AWS S3 API continuation token
AWS S3 ListObjects 1000 per request
There is a common misunderstanding that AWS S3 ListObjects returns only 1000 results.
resp = s3.list_objects_v2(Bucket='gdc-mmrf-commpass-phs000748-2-open')
assert len(resp['Contents']) == 1000
This API and the documentation does not emphasize enough that 1000 results are per page/request.
We are expected to call the API multiple times while checking for NextContinuationToken and pass it to the next call.
continuation_token = None
while True:
api_kwargs = (
{'ContinuationToken': continuation_token} if continuation_token
else {}
)
resp = s3.list_objects_v2(
Bucket='gdc-mmrf-commpass-phs000748-2-open',
**api_kwargs,
)
print(resp['Contents'][-1]['Key'])
continuation_token = resp.get('NextContinuationToken')

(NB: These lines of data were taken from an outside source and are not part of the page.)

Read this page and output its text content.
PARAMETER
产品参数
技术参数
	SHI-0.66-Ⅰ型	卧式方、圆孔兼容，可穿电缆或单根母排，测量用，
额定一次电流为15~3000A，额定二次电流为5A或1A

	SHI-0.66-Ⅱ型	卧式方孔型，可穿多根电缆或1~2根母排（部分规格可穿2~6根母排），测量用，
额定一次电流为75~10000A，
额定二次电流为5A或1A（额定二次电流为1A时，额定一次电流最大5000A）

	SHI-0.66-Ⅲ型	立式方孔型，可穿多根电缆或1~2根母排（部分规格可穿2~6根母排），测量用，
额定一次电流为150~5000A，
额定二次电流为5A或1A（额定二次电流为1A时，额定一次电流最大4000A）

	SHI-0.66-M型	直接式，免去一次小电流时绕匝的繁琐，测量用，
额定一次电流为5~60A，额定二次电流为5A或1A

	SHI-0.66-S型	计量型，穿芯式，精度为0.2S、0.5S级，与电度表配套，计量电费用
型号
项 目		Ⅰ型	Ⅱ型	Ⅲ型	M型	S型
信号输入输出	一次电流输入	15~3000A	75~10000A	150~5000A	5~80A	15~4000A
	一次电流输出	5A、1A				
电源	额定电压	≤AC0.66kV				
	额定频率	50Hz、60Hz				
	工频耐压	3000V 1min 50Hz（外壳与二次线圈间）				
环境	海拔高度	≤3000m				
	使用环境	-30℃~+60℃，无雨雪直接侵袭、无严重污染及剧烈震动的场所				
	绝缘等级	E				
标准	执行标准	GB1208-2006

if not continuation_token:
break
This continuation/next token also applies to other AWS APIs such as Athena.
Sample Code
# %%
import boto3
from botocore import UNSIGNED
from botocore.client import Config
s3 = boto3.client('s3', config=Config(signature_version=UNSIGNED))
# %%
resp = s3.list_objects_v2(Bucket='gdc-mmrf-commpass-phs000748-2-open')
print(len(resp['Contents'])) # 1000
# %%
print(resp['NextContinuationToken'])
# %%
continuation_token = None
while True:
api_kwargs = (
{'ContinuationToken': continuation_token} if continuation_token
else {}
)
resp = s3.list_objects_v2(
Bucket='gdc-mmrf-commpass-phs000748-2-open',
**api_kwargs,
)
print(resp['Contents'][-1]['Key'])
continuation_token = resp.get('NextContinuationToken')
if not continuation_token:
break
Last modified on 2024-08-22